High slippages led by the restructuring book, mainly from these two segments weighed on the bank’s asset quality in recent quarters. However, with reducing stress in these categories, asset quality risks are seen easing. So, things are set to improve for IndusInd.

Investors have taken note. So far, in FY23, the IndusInd stock has risen by 24%, while the Nifty Bank index has increased by 5%.

Analysts at ICICI Securities Ltd expect MFI disbursements to normalize post the disruption in Q1FY23. “Bank took 40-45 days to align the processes and operations to assessment of household income, household expenditure and cap on loan repayment obligations," the analysts said in a 24 September report. Also, in a bid to diversify its MFI portfolio, the bank would be looking at offering a range of products.

On the flip side, IndusInd’s restructured assets are slightly higher than some other private banks such as HDFC Bank, ICICI Bank and Kotak Mahindra Bank, said Bunty Chawla, assistant vice president at IDBI Capital Markets & Securities Ltd.

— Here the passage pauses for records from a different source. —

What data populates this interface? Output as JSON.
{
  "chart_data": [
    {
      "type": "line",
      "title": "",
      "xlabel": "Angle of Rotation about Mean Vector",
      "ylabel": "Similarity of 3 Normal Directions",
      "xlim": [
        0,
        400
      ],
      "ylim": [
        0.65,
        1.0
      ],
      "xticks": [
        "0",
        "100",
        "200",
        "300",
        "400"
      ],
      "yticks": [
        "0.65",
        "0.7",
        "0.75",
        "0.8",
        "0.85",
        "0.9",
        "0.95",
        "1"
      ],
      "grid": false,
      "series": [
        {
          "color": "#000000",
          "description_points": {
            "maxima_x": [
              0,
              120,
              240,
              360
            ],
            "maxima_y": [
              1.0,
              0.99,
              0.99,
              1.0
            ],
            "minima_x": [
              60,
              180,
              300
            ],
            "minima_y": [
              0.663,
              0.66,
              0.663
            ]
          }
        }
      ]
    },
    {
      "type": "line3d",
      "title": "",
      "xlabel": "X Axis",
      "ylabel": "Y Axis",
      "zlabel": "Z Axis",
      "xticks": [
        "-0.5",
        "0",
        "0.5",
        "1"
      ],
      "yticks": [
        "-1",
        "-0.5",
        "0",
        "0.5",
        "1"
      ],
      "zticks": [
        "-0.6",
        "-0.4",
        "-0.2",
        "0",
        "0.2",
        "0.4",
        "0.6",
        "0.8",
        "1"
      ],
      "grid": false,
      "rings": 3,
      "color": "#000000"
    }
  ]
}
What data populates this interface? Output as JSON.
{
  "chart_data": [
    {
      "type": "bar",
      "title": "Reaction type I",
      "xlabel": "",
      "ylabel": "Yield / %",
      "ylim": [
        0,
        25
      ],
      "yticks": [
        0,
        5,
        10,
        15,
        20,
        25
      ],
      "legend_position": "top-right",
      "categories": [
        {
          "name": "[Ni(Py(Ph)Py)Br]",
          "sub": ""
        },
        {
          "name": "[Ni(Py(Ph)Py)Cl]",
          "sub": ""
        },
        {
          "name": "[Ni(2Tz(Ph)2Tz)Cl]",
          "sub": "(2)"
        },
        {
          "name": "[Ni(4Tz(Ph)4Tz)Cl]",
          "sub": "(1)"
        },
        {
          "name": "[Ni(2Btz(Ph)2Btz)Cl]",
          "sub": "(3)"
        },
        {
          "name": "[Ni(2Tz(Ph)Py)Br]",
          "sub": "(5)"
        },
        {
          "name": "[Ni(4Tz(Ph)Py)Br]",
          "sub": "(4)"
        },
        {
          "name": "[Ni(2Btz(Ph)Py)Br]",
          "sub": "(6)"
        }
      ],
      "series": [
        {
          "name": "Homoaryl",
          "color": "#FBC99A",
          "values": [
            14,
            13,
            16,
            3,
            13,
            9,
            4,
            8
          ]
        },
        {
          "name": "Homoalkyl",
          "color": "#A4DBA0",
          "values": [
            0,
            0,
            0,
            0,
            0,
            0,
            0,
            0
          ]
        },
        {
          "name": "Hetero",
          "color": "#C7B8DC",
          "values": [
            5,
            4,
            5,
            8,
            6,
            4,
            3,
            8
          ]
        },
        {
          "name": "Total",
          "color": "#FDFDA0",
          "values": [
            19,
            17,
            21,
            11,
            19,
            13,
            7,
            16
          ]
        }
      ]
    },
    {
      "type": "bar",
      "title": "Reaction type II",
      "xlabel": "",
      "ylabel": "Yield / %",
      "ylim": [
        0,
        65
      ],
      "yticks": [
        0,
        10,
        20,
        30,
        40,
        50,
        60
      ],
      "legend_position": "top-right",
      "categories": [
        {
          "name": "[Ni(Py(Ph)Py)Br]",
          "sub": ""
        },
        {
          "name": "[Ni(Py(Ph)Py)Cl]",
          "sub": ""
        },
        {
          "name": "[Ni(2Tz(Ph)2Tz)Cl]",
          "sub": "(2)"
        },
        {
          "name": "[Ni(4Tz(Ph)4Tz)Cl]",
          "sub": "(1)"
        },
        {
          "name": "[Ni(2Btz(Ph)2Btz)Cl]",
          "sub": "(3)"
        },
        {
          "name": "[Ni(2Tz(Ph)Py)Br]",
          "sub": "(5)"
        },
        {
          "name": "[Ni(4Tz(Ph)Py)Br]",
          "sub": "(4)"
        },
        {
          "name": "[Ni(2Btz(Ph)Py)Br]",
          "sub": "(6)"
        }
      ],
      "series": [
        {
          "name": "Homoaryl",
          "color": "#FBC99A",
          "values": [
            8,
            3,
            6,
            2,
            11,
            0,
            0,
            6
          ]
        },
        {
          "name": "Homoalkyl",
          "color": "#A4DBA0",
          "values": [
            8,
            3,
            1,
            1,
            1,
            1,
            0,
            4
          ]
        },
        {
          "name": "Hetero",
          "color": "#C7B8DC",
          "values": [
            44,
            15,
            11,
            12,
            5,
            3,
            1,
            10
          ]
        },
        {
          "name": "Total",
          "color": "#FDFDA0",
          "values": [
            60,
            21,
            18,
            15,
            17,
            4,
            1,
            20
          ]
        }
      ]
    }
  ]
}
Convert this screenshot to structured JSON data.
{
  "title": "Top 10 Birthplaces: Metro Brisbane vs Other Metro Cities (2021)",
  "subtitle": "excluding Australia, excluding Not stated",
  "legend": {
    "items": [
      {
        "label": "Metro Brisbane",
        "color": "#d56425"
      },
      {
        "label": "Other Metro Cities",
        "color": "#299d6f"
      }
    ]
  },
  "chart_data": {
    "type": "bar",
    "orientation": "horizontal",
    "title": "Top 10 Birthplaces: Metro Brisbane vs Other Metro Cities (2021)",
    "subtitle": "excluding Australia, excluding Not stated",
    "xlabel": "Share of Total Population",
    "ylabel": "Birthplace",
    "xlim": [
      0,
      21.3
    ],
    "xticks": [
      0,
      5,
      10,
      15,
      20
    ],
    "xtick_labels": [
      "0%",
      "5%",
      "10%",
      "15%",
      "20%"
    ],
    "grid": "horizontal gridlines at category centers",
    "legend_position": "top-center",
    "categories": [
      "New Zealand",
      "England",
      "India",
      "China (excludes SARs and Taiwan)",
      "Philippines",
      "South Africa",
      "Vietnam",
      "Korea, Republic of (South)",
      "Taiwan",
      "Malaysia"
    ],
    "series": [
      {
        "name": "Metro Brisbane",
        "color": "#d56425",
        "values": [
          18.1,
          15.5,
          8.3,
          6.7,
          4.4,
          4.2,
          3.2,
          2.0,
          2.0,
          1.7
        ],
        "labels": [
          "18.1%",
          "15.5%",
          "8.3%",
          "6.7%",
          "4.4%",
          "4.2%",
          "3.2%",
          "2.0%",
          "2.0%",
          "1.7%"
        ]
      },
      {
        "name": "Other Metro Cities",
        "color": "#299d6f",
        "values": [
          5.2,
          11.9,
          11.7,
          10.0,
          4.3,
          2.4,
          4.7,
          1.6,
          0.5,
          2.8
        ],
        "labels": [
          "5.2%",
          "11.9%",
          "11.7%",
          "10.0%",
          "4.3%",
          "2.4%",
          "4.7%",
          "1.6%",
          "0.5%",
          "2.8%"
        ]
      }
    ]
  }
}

As such, investors should remain watchful of this parameter in Q2 earnings.

Another key metric for IndusInd, the net interest margin, is expected to improve gradually. This is because about 50% of its advances are fixed-rate in nature, so the benefit of rising interest rates will likely be reflected with a lag, said the analysts at ICICI Securities.

Among other bank-specific factors, the management’s commentary on loan growth and slippages would be key to track.